L’avventura (brutta) del film comincia qui. Settembre 1971. «Dopo la presentazione alla stampa, Goffredo Lombardo, direttore generale della Titanus, mi disse che lo avrebbe distribuito lui in tutto il mondo. Per scrupolo consultai i miei finanziatori. Il più grosso dei quali mise il veto: no alla Titanus. Fu la rovina del film. Pinocchio uscì con gli indipendenti regionali, malamente. Addirittura a Firenze era proiettato all’Arlecchino, cinema a luci rosse, che le famiglie evitavano. Dopo un’uscita di questo tipo, all’estero ce lo comprarono per un boccon di pane. Eppure ha circolato in mezzo mondo. Anche in modo rocambolesco, come in Egitto, dove arrivò una copia rubata presentata, alla mia insaputa, all’ambasciata italiana».

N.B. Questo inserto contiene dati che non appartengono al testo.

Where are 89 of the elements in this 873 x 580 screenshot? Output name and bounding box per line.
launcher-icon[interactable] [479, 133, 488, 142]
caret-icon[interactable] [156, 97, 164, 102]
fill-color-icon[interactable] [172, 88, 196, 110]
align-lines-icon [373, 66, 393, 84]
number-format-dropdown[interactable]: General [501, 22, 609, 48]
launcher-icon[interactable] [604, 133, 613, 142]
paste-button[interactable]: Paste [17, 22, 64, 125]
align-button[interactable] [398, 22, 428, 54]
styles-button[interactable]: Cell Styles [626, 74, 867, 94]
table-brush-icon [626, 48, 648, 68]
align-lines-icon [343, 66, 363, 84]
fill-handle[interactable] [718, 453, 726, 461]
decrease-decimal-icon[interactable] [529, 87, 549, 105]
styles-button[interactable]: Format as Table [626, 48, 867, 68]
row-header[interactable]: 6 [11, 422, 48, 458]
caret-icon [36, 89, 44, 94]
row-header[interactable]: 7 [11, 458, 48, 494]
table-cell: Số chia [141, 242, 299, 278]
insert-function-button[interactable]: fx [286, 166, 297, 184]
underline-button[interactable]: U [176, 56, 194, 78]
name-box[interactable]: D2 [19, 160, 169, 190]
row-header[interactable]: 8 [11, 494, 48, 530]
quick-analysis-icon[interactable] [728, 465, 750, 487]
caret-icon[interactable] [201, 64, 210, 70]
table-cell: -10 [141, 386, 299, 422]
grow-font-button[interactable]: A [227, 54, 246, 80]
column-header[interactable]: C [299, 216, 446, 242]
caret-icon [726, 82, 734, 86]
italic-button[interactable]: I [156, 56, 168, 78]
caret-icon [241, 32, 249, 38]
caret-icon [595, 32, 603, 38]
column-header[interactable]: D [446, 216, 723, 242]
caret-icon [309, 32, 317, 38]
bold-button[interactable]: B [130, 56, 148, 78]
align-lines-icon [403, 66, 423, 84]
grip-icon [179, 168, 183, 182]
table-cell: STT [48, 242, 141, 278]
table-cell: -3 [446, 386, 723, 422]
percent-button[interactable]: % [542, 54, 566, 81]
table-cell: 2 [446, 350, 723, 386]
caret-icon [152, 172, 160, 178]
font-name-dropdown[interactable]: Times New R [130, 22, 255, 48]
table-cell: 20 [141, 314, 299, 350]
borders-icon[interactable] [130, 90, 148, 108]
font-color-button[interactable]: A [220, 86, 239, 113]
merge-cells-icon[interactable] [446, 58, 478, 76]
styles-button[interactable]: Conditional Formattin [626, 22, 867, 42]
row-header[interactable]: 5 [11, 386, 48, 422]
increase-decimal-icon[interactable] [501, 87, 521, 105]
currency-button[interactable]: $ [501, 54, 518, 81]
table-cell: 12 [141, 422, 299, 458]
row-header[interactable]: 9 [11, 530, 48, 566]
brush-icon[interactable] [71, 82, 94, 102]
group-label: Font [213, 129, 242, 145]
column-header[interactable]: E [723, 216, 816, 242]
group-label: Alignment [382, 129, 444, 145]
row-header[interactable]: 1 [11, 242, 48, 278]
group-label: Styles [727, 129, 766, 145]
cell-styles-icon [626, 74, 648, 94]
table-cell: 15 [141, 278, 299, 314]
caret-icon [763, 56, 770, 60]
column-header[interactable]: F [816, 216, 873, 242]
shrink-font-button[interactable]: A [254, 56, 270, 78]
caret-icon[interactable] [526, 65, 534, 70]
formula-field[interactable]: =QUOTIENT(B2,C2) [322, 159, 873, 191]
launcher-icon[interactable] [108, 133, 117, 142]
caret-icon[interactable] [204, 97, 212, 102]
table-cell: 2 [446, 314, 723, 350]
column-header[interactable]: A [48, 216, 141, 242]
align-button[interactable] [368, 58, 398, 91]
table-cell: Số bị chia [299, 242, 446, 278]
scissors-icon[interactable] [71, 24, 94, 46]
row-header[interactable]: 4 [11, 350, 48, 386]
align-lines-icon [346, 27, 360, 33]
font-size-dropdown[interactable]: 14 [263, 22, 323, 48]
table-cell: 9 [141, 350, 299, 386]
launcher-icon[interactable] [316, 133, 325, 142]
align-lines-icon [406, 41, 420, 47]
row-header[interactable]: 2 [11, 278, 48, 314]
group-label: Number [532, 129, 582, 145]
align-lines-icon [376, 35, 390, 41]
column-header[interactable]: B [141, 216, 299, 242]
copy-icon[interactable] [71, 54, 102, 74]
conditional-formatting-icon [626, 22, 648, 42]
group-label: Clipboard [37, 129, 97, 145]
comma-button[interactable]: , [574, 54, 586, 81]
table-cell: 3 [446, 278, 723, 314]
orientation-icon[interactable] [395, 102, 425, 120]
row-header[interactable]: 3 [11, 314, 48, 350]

Dopo una assurda vicenda giudiziaria che coinvolge anche la Rai, cui un personaggio, poi sparito, avrebbe venduto i diritti senza averli, di quel Pinocchio, incredibilmente, si sono perse le tracce da vent’anni. Certo, Cenci ha lavorato a decine di animazioni, da Calimero, al Draghetto Grisù, dalla Pimpa alla Gabbianella e il Gatto. Ha scritto un libro, «Firenze segreta», edito da Sarnus, che è andato a ruba. Ora collabora con una scuola di cartoon fiorentina, la Nemo. Ma il suo cuore è sempre a quel Pinocchio che Carlo Rambaldi, padre di ET, ha definito «l’unico vero». «Sto ancora dando la caccia a quelle pellicole, per farle restaurare, prima che sia troppo tardi», spiega ancora Cenci. Gli occhi non smettono di brillargli di vivacità. «La sceneggiatura per un altro lungometraggio ce l’ho, pronta. Se un’organizzazione, non profit, naturalmente di giovani volesse produrlo son pronto a campare cent’anni!».